On se présentera exclusivement le matin, peu après le lever du jour, moment où le courant de marée sortant est le plus faible, avec une mer présentant le moins possible de houle de secteur sud, un vent ayant si possible une composante légèrement nord dans son est, faible si possible, et ceci en ayant pris soin de laisser 2 à 3 jours depuis la dernière « machine hydraulique infernale » supposée à Maupiti.

Il faut savoir que tous les critères doivent être réunis en même temps ! car un seul d’entre eux qui serait non conforme suffit à relancer la machine infernale, très sensible !!!

Trop simple autrement. Damned !



Le 4 Août au soir, Barbara sort métamorphosée de son séjour au spa de l’hôtel Saint-Régis Bora Bora, cadeau pour ses 40 ans. On ne l’a pas vue de l’après-midi. Très occupée, entre le massage classique au monoï, les soins de visage à la crème de gingembre, le hammam surchauffé, le jacuzzi guili-guili, le sauna, le thé à la bergamotte servi dans l’argenterie, et j’en oublie sûrement…



La belle ré-embarque détendue sur son catamaran (qui a beaucoup moins d’étoiles que le Saint-Régis), et j’en profite pour lui annoncer la bonne nouvelle : nous appareillons sur le champ pour le mouillage de Vaitape, et à 03H30 demain matin, on lève l’ancre pour Maupiti !



« Ma chérie, j’ai regardé tout ça cet après-midi, les conditions sont toutes réunies, c’est le moment de tenter le coup ! Si, malgré tout, l’entrée s’avère trop dangereuse, on continuera sur Mopelia. »



Comme la nuit est presque tombée sur Bora, les moteurs tournent déjà, et Marin a commencé à relever l’ancre. Ca simplifie, en l’écourtant, la tentative de complainte de la patronne…

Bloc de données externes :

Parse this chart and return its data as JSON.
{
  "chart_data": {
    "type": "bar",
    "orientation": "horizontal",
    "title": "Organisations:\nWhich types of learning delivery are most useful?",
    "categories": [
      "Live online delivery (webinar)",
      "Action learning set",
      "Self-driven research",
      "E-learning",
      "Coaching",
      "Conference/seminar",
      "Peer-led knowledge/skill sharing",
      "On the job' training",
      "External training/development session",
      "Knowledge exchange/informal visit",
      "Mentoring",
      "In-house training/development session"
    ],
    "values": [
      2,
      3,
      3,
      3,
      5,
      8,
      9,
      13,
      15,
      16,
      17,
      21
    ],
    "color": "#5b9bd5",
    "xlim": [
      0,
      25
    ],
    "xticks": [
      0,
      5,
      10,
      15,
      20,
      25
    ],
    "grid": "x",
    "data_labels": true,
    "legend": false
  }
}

Nous naviguons de nuit dans le lagon de Bora pour gagner le mouillage du village : il nous faut d’une part retirer dès ce soir des « francs pacifique » au distributeur de la Socredo (Maupiti ne connaît pas les distributeurs, il n’y a aucune banque là-bas), et d’autre part je préfère être mouillé en face de la passe de sortie de Bora, pour suivre facilement l’alignement lumineux de sortie vers 03H30 du matin, de nuit donc.

C’est qu’il faut se présenter à l’ heure optimale à Maupiti !



Le lendemain, le petit monde de Jangada émerge doucement, le soleil brille dans un ciel azur, la silhouette de Bora Bora se détache sur l’horizon dans le sillage, la falaise de Maupiti n’est plus qu’à quelques milles.

J’ai mis les 2 lignes à l’eau, nous croisons un poti-marara qui cherche le sillage fluorescent d’un mahi mahi (la pêche au mahi mahi se pratique au harpon)…

Soudain, la ligne bâbord sonne la charge : je serre le frein, un peu trop peut-être, mais cela ne ralentit en rien le dévirement du moulinet : mauvais signe… La canne est ployée, je vois les tours de nylon s’envoler du tambour, inexorablement, je ralentis au maximum le bateau, mais rien n’y fait. Pour être combatif à ce point, c’est qu’on a affaire à un beau specimen, 20, 30 kgs ? Un mahi mahi, probablement.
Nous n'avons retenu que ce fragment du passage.